N-isopropylhydroxylamine (NIPHA) was administered to Sprague-Dawley rats for at least 28 days. NIPHA was administered by gavage once daily to three groups of animals each composed of five male and five female rats, for at least 28 days. Dosage levels of 20, 500 and 1000 mg/kg/day were chosen for the study. No treatment related effects were noted in the physical observations, post-dose observations, mortality checks, clinical laboratory studies, necropsy findings or organ weights. Lower mean body weight, body weight gain and food consumption values were noted for the high dose males and females. Although not statistically significant, the mid dose females exhibited a slightly lower mean body weight when compared with the control group. Microscopic examination of the high dose male livers revealed the presence of vacuolar degeneration of the hepatocytes. This spontaneously occurring lesion was most severe in the high dose male group when compared with the control group (1000 mg/kg). The test article may have slightly enhanced the severity of this lesion in male rats at this dose level. Under the conditions of this study, the no effect level of NIPHA for male rats was 500 mg/kg and for female rats, 20 mg/kg.

Justification for classification or non-classification

The hemolytic anemia observed at 100 mg/kg/day does not warrant classification as STOT RE 2 as it does not meet severity criteria. At this dose-level, the hemolytic anemia is largely compensated by erythropoiesis (reticulocytes) and there are no histopathological lesions appart from (potentially hemosidrerin) pigment desposis, in the spleen only:



  • Males: 11% lower RBC, 8% lower Hemoglobin, 7% lower hematocrit, 133% higher reticulocytes, 48-52% higher spleen weight, minimal to mild increased hematopoietic cells (erythtroid) in 9/10 males and minimal to mild increased numbers of pigmented (yellow) macrophages in 8/10 males.

  • Females: 37% lower WBC, 26% higher reticulocytes, 10-12% higher spleen weight, minimal increased hematopoietic cells (erythtroid) in 1/10 animal and mild increased numbers of pigmented (yellow) macrophages in 2/10 rats.

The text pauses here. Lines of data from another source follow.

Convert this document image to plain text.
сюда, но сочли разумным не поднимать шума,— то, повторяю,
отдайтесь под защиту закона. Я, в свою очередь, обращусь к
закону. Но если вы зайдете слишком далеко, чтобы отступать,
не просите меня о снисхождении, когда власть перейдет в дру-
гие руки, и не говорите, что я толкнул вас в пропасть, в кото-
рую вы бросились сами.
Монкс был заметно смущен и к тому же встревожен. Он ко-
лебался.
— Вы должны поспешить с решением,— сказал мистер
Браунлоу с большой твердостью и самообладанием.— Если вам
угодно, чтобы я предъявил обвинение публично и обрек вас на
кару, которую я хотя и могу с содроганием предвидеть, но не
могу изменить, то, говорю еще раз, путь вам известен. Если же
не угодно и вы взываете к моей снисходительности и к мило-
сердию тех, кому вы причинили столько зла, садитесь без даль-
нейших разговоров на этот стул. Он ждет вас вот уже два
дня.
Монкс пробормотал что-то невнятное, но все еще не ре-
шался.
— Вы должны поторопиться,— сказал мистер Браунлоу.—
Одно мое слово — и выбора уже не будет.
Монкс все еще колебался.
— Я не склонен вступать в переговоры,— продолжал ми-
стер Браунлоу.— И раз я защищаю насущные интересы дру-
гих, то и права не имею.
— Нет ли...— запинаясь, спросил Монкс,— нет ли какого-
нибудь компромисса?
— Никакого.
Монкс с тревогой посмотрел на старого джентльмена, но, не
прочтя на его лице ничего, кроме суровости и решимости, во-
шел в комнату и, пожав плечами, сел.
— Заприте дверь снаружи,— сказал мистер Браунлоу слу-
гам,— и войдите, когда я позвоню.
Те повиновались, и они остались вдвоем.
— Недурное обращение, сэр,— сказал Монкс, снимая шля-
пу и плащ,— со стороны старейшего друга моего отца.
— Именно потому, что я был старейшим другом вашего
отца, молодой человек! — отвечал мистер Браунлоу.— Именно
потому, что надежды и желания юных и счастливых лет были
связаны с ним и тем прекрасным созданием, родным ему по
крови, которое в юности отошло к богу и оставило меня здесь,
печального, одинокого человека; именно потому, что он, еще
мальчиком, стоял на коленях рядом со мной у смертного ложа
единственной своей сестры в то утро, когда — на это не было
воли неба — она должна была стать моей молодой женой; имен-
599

RIVM’s review (Hazard classification of chemicals inducing haemolytic anaemia: an EU regulatory perpestive, 2006) gives criteria on how to apply R48/22 (now STOT RE 2) classification for hemolytic anemia. They quote:



  • A hemoglobin decrease by >=20% without clear evidence for marked organ dysfunction or by >=10% with clear evidence for marked organ dysfunction. This level of effect is not met at 100 mg/kg/d (-8% hemoglobin, males only).

  • Or, clear evidence for marked organ dysfunction. This notably would include, marked hemosiderosis in multiple organs. This level of effect is not met at 100 mg/kg/day (minimal to mild pigment deposit, only in spleen, no associated histopathological lesion).


The effects at 500 mg/kg/day do not need to be considered for classification since this dose-level is outside the dose-range for STOT RE 2 (10 to 100 mg/kg/d).